松山弘平騎手は、前走と同じ轍は踏まないよう、スタートだけは気をつけて出した。道中のポジショニングも完璧であったが、最後の直線に向いた時、もう少しだけ外に出すのを待つことができれば、サンライズホープの邪魔をせずに完璧であった。サンライズホープは手応えがなくなっていたし、横を確認して外に出しているので許容範囲ではあるが、テーオーケインズの手応えを考えると、もう少し余裕をもって追い出しても良かった。

2着のチュウワウィザードはさすがドバイワールドカップ2着馬だけに地力がある。後ろからの競馬になり、展開が向かなかったにもかかわらず、テイオーケインズ以外の馬たちは全て差し切ってみせた。休み明けの前走を叩いて、調子が上向いてきたことも確かだが、まだ衰えはないことを示してくれた。

アナザートゥルースは正攻法の立ち回りで3着に粘ってみせた。2年前に中山競馬場で見たときは、ずいぶんと変わった性格の馬だと思っていたが、年齢を重ねるにつれて少しずつ競走馬としてまともになってきた。兄サウンドトゥルーもそうであったように、気性的にも晩成のタイプなのだろう。

4着に入ったインティも、最終コーナーの手応えはあわやと思わせるものであった。中間の馬体の張りを見ても、全盛期と遜色なかったし、結果的にも2着馬とほとんど差はない。復活という言葉は相応しくないが、良かった頃の走りを取り戻しつつある。

掲示板を確保したサンライズノヴァは、不向きな展開を差し込んでの5着だけに立派。この馬もヤナガワ牧場の生産馬であり、長きにわたってダートの一線級で活躍する能力の高さと健康さは持って生まれたものである。ここ最近は短い距離を使って馬に前進気勢を取り戻させる試みをしていたが、やはり1800m前後で末脚を生かす競馬がこの馬に最も合ったパターンである。

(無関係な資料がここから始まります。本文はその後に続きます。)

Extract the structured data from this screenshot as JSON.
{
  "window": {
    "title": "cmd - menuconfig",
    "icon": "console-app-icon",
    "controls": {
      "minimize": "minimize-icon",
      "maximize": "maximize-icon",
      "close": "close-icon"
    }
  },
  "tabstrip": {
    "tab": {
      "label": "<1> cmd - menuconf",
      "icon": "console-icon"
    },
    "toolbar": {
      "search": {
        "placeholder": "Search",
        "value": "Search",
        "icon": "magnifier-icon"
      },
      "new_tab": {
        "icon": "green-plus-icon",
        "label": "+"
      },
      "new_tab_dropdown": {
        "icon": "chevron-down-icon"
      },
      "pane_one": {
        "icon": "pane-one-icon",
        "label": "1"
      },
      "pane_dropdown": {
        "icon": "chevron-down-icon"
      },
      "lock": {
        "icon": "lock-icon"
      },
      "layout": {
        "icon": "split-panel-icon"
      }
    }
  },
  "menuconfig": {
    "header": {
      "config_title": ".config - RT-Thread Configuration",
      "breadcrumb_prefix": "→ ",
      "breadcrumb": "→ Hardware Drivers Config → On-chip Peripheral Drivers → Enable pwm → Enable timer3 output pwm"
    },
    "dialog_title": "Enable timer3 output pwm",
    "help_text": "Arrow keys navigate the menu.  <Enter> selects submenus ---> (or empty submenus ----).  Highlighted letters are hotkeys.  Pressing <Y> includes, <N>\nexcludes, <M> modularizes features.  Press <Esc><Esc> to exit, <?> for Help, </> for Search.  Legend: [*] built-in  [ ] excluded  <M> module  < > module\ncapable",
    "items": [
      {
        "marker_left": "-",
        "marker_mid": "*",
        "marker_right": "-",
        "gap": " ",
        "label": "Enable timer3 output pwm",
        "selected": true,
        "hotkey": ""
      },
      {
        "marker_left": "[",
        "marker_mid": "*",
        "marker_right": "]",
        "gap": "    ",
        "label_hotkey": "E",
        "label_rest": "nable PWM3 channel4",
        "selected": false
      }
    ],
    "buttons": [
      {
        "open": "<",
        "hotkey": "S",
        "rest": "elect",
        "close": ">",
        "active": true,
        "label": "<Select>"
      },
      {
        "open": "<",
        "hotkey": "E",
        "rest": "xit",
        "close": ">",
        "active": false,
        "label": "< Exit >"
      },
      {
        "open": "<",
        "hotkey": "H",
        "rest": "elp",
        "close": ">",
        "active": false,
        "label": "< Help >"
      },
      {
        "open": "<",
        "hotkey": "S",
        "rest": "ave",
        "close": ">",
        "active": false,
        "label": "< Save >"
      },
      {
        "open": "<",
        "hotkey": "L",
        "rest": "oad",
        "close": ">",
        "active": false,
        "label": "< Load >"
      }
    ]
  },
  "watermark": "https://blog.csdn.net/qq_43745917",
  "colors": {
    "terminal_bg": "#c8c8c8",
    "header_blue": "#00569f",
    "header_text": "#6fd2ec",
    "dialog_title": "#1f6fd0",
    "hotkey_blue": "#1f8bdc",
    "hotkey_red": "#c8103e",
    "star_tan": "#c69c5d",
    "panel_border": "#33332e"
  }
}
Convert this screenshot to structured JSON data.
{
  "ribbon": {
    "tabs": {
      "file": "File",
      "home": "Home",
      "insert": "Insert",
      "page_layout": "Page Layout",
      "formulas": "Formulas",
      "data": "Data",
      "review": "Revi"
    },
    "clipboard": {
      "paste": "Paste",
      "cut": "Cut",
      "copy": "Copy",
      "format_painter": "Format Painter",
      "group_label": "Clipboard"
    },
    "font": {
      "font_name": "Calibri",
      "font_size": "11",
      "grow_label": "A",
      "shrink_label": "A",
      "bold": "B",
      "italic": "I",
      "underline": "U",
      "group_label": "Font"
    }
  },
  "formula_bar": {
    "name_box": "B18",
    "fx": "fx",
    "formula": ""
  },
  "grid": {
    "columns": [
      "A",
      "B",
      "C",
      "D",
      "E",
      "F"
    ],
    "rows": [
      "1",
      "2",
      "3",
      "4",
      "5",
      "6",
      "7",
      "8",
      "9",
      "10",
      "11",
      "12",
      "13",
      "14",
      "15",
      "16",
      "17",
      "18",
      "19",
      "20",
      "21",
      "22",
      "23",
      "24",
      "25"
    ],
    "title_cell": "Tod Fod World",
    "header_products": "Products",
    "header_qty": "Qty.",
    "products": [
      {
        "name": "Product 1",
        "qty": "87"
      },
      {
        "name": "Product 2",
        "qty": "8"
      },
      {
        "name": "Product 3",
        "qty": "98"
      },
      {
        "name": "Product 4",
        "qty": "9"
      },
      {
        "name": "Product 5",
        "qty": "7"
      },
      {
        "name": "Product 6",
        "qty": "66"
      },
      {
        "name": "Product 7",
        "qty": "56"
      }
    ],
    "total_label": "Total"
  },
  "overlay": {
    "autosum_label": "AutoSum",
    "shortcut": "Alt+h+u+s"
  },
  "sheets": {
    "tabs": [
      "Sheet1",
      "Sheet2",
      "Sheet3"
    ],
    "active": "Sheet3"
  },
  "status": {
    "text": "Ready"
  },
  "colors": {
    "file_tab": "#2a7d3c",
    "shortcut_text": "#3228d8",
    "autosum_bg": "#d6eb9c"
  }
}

1番人気を裏切ったソダシは、今回に限っては明らかに人気先行であった。血統的にはダートを苦にしないし、パワータイプの馬体や走法であるが、芝とダートでは問われる走り方もレースのリズムもまるで違う。しかも今回は体調がピークアウトしている中での異なるジャンルへの挑戦だっただけに余計に厳しかった。